Privacy and file size

Every calculation runs locally in your browser using JavaScript. Nothing is transmitted to any server. The tool handles CSV files up to 5 MB. For larger files, consider pre-filtering in a spreadsheet tool or splitting the dataset before uploading.

Tips for best results

  • Include a clear date column in your CSV. Column names like date, time, timestamp, period, or datetime are common; the tool examines the values, not the column name, to detect dates.
  • Keep numeric columns free of currency symbols, percentage signs, or units — strip those in your spreadsheet first.

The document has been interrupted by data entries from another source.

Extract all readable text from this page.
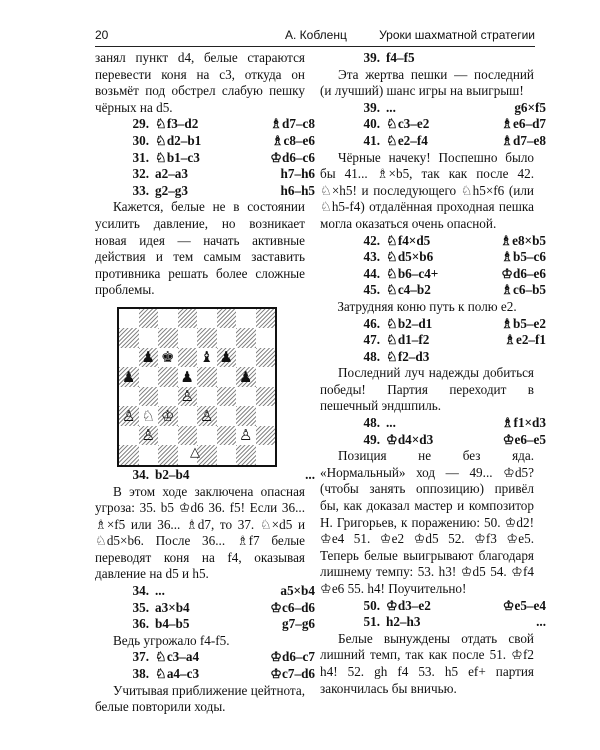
20	А. Кобленц	Уроки шахматной стратегии

занял пункт d4, белые стараются перевести коня на с3, откуда он возьмёт под обстрел слабую пешку чёрных на d5.

29. ♘f3–d2	♗d7–c8
30. ♘d2–b1	♗c8–e6
31. ♘b1–c3	♔d6–c6
32. a2–a3	h7–h6
33. g2–g3	h6–h5

Кажется, белые не в состоянии усилить давление, но возникает новая идея — начать активные действия и тем самым заставить противника решать более сложные проблемы.

♟ ♚ ♝ ♟
♟	♟	♟
♙
♙ ♘ ♔ ♙
♙	♙
34. b2–b4	...

В этом ходе заключена опасная угроза: 35. b5 ♔d6 36. f5! Если 36... ♗×f5 или 36... ♗d7, то 37. ♘×d5 и ♘d5×b6. После 36... ♗f7 белые переводят коня на f4, оказывая давление на d5 и h5.

34. ...	a5×b4
35. a3×b4	♔c6–d6
36. b4–b5	g7–g6

Ведь угрожало f4-f5.

37. ♘c3–a4	♔d6–c7
38. ♘a4–c3	♔c7–d6

Учитывая приближение цейтнота, белые повторили ходы.

△
39. f4–f5

Эта жертва пешки — последний (и лучший) шанс игры на выигрыш!

39. ...	g6×f5
40. ♘c3–e2	♗e6–d7
41. ♘e2–f4	♗d7–e8

Чёрные начеку! Поспешно было бы 41... ♗×b5, так как после 42. ♘×h5! и последующего ♘h5×f6 (или ♘h5-f4) отдалённая проходная пешка могла оказаться очень опасной.

42. ♘f4×d5	♗e8×b5
43. ♘d5×b6	♗b5–c6
44. ♘b6–c4+	♔d6–e6
45. ♘c4–b2	♗c6–b5

Затрудняя коню путь к полю е2.

46. ♘b2–d1	♗b5–e2
47. ♘d1–f2	♗e2–f1
48. ♘f2–d3

Последний луч надежды добиться победы! Партия переходит в пешечный эндшпиль.

48. ...	♗f1×d3
49. ♔d4×d3	♔e6–e5

Позиция не без яда. «Нормальный» ход — 49... ♔d5? (чтобы занять оппозицию) привёл бы, как доказал мастер и композитор Н. Григорьев, к поражению: 50. ♔d2! ♔e4 51. ♔e2 ♔d5 52. ♔f3 ♔e5. Теперь белые выигрывают благодаря лишнему темпу: 53. h3! ♔d5 54. ♔f4 ♔e6 55. h4! Поучительно!

50. ♔d3–e2	♔e5–e4
51. h2–h3	...

Белые вынуждены отдать свой лишний темп, так как после 51. ♔f2 h4! 52. gh f4 53. h5 ef+ партия закончилась бы вничью.
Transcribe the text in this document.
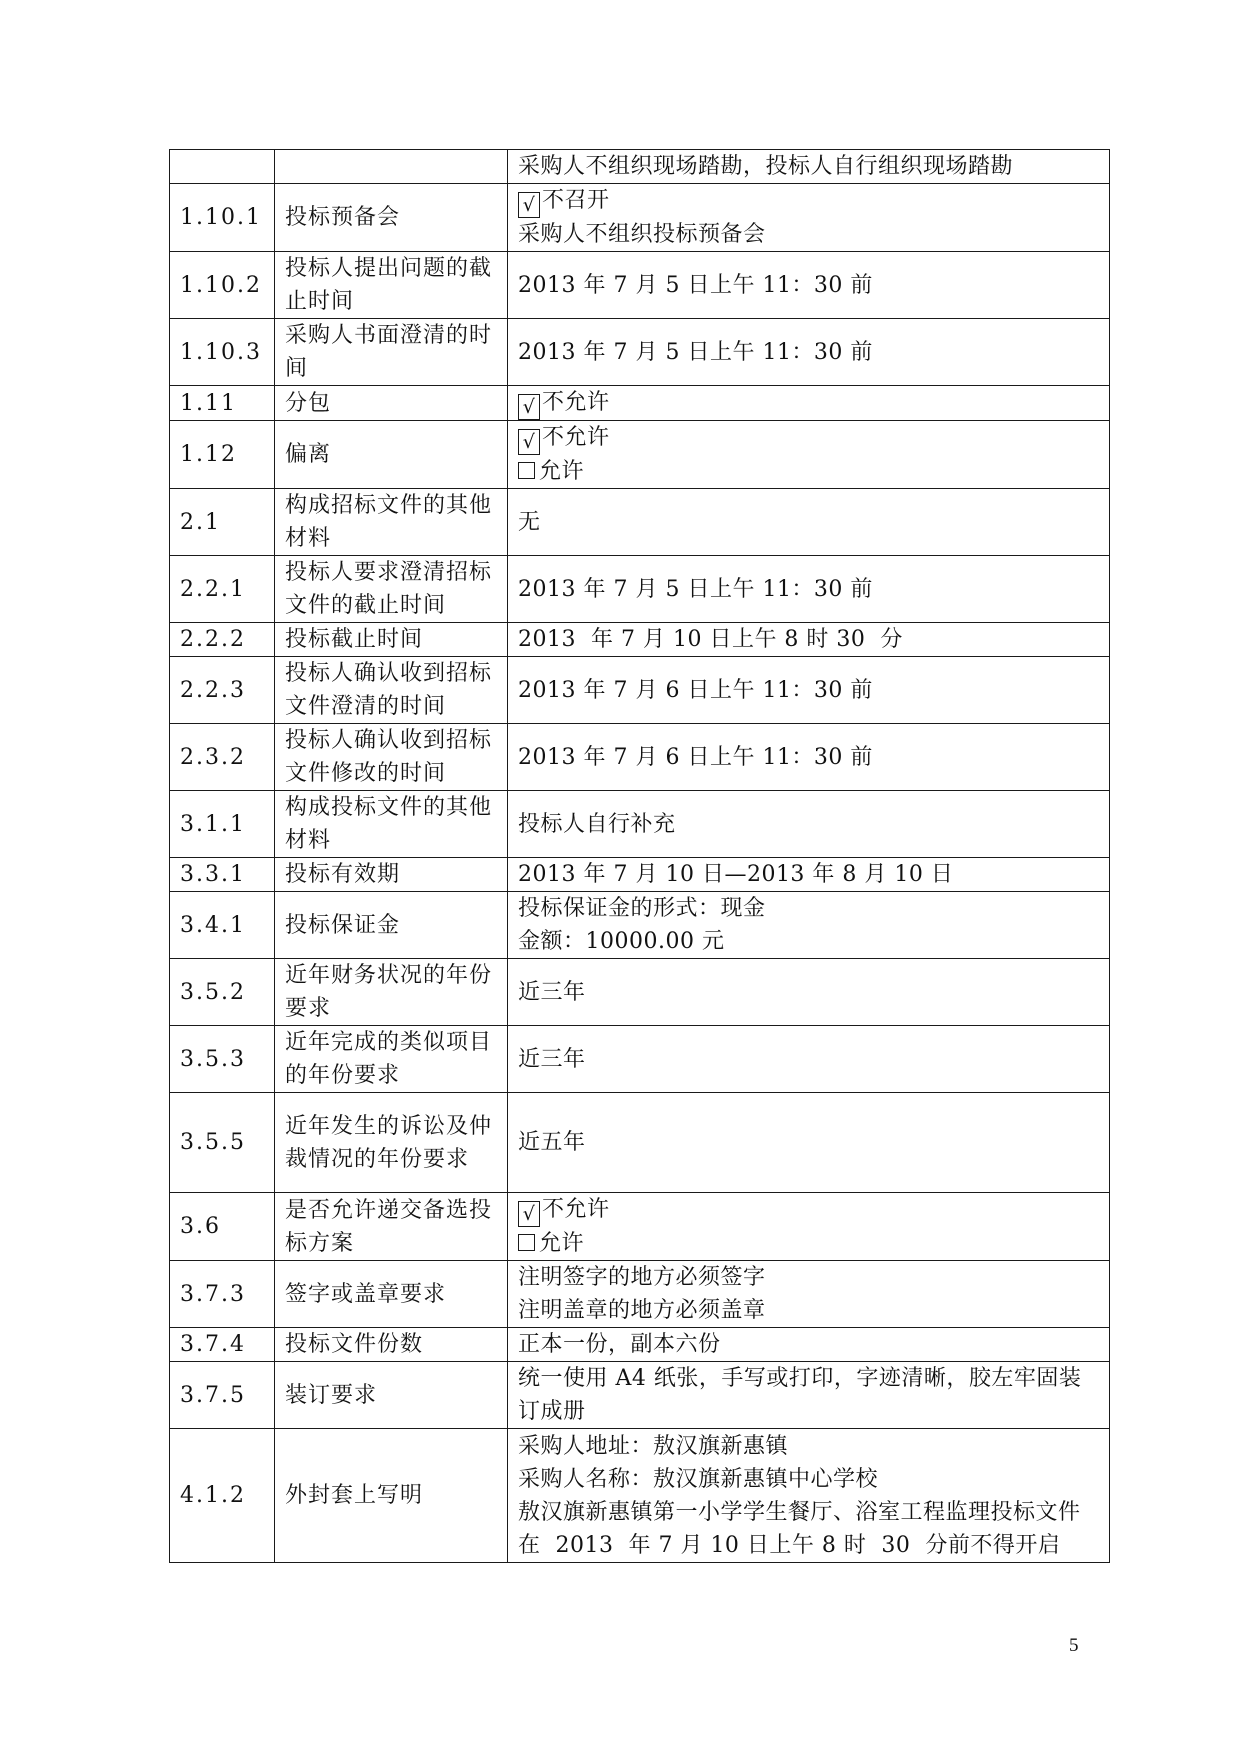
		采购人不组织现场踏勘，投标人自行组织现场踏勘

1.10.1	投标预备会	√ 不召开
采购人不组织投标预备会

1.10.2	投标人提出问题的截止时间	2013 年 7 月 5 日上午 11：30 前

1.10.3	采购人书面澄清的时间	2013 年 7 月 5 日上午 11：30 前

1.11	分包	√ 不允许

1.12	偏离	√ 不允许
允许

2.1	构成招标文件的其他材料	无

2.2.1	投标人要求澄清招标文件的截止时间	2013 年 7 月 5 日上午 11：30 前

2.2.2	投标截止时间	2013  年 7 月 10 日上午 8 时 30  分

2.2.3	投标人确认收到招标文件澄清的时间	2013 年 7 月 6 日上午 11：30 前

2.3.2	投标人确认收到招标文件修改的时间	2013 年 7 月 6 日上午 11：30 前

3.1.1	构成投标文件的其他材料	投标人自行补充

3.3.1	投标有效期	2013 年 7 月 10 日—2013 年 8 月 10 日

3.4.1	投标保证金	投标保证金的形式：现金
金额：10000.00 元

3.5.2	近年财务状况的年份要求	近三年

3.5.3	近年完成的类似项目的年份要求	近三年

3.5.5	近年发生的诉讼及仲裁情况的年份要求	近五年

3.6	是否允许递交备选投标方案	√ 不允许
允许

3.7.3	签字或盖章要求	注明签字的地方必须签字
注明盖章的地方必须盖章

3.7.4	投标文件份数	正本一份，副本六份

3.7.5	装订要求	统一使用 A4 纸张，手写或打印，字迹清晰，胶左牢固装订成册

4.1.2	外封套上写明	采购人地址：敖汉旗新惠镇
采购人名称：敖汉旗新惠镇中心学校
敖汉旗新惠镇第一小学学生餐厅、浴室工程监理投标文件在  2013  年 7 月 10 日上午 8 时  30  分前不得开启
5
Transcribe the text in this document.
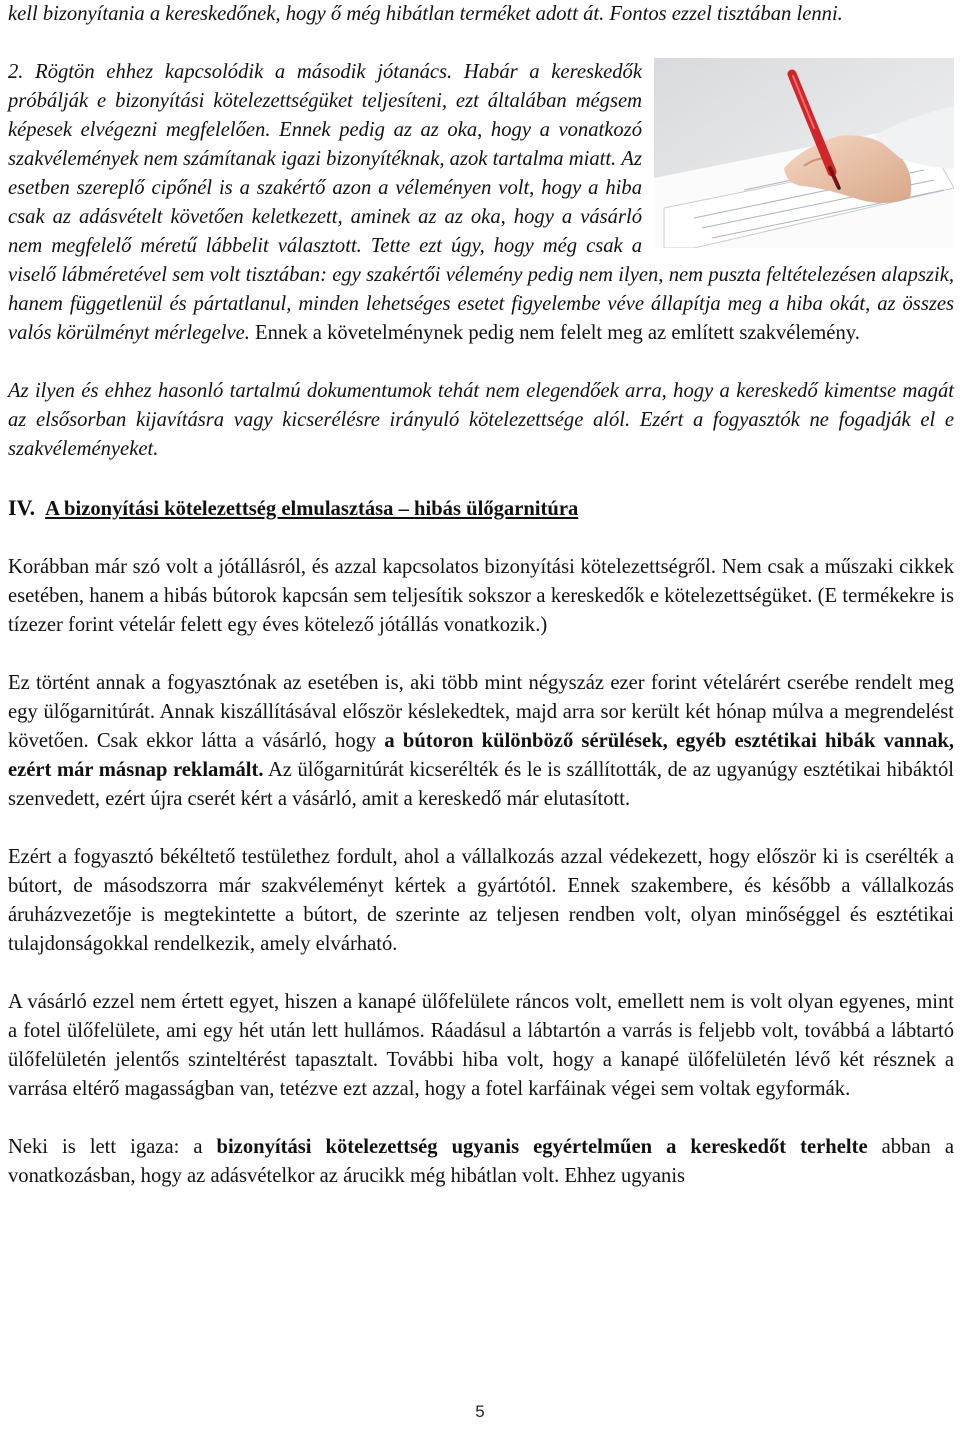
kell bizonyítania a kereskedőnek, hogy ő még hibátlan terméket adott át. Fontos ezzel tisztában lenni.

2. Rögtön ehhez kapcsolódik a második jótanács. Habár a kereskedők próbálják e bizonyítási kötelezettségüket teljesíteni, ezt általában mégsem képesek elvégezni megfelelően. Ennek pedig az az oka, hogy a vonatkozó szakvélemények nem számítanak igazi bizonyítéknak, azok tartalma miatt. Az esetben szereplő cipőnél is a szakértő azon a véleményen volt, hogy a hiba csak az adásvételt követően keletkezett, aminek az az oka, hogy a vásárló nem megfelelő méretű lábbelit választott. Tette ezt úgy, hogy még csak a viselő lábméretével sem volt tisztában: egy szakértői vélemény pedig nem ilyen, nem puszta feltételezésen alapszik, hanem függetlenül és pártatlanul, minden lehetséges esetet figyelembe véve állapítja meg a hiba okát, az összes valós körülményt mérlegelve. Ennek a követelménynek pedig nem felelt meg az említett szakvélemény.

Az ilyen és ehhez hasonló tartalmú dokumentumok tehát nem elegendőek arra, hogy a kereskedő kimentse magát az elsősorban kijavításra vagy kicserélésre irányuló kötelezettsége alól. Ezért a fogyasztók ne fogadják el e szakvéleményeket.

IV. A bizonyítási kötelezettség elmulasztása – hibás ülőgarnitúra

Korábban már szó volt a jótállásról, és azzal kapcsolatos bizonyítási kötelezettségről. Nem csak a műszaki cikkek esetében, hanem a hibás bútorok kapcsán sem teljesítik sokszor a kereskedők e kötelezettségüket. (E termékekre is tízezer forint vételár felett egy éves kötelező jótállás vonatkozik.)

Ez történt annak a fogyasztónak az esetében is, aki több mint négyszáz ezer forint vételárért cserébe rendelt meg egy ülőgarnitúrát. Annak kiszállításával először késlekedtek, majd arra sor került két hónap múlva a megrendelést követően. Csak ekkor látta a vásárló, hogy a bútoron különböző sérülések, egyéb esztétikai hibák vannak, ezért már másnap reklamált. Az ülőgarnitúrát kicserélték és le is szállították, de az ugyanúgy esztétikai hibáktól szenvedett, ezért újra cserét kért a vásárló, amit a kereskedő már elutasított.

Ezért a fogyasztó békéltető testülethez fordult, ahol a vállalkozás azzal védekezett, hogy először ki is cserélték a bútort, de másodszorra már szakvéleményt kértek a gyártótól. Ennek szakembere, és később a vállalkozás áruházvezetője is megtekintette a bútort, de szerinte az teljesen rendben volt, olyan minőséggel és esztétikai tulajdonságokkal rendelkezik, amely elvárható.

A vásárló ezzel nem értett egyet, hiszen a kanapé ülőfelülete ráncos volt, emellett nem is volt olyan egyenes, mint a fotel ülőfelülete, ami egy hét után lett hullámos. Ráadásul a lábtartón a varrás is feljebb volt, továbbá a lábtartó ülőfelületén jelentős szinteltérést tapasztalt. További hiba volt, hogy a kanapé ülőfelületén lévő két résznek a varrása eltérő magasságban van, tetézve ezt azzal, hogy a fotel karfáinak végei sem voltak egyformák.

Neki is lett igaza: a bizonyítási kötelezettség ugyanis egyértelműen a kereskedőt terhelte abban a vonatkozásban, hogy az adásvételkor az árucikk még hibátlan volt. Ehhez ugyanis

5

Values like $1,234.56 may not parse correctly.
  • For high-frequency data (thousands of rows), Plotly’s interactive chart lets you zoom and pan to inspect specific sub-ranges. Use the toolbar in the top-right corner of the chart.
  • If you have more than 10 series, consider grouping related columns into separate uploads for clarity.

References

  • Chatfield, C. (2003). The Analysis of Time Series: An Introduction. Chapman & Hall/CRC.
  • Hyndman, R.J., Athanasopoulos, G. (2021). Forecasting: Principles and Practice, 3rd edition. OTexts. Available at otexts.com/fpp3.
  • Box, G.E.P., Jenkins, G.M., Reinsel, G.C., Ljung, G.M. (2015). Time Series Analysis: Forecasting and Control. Wiley.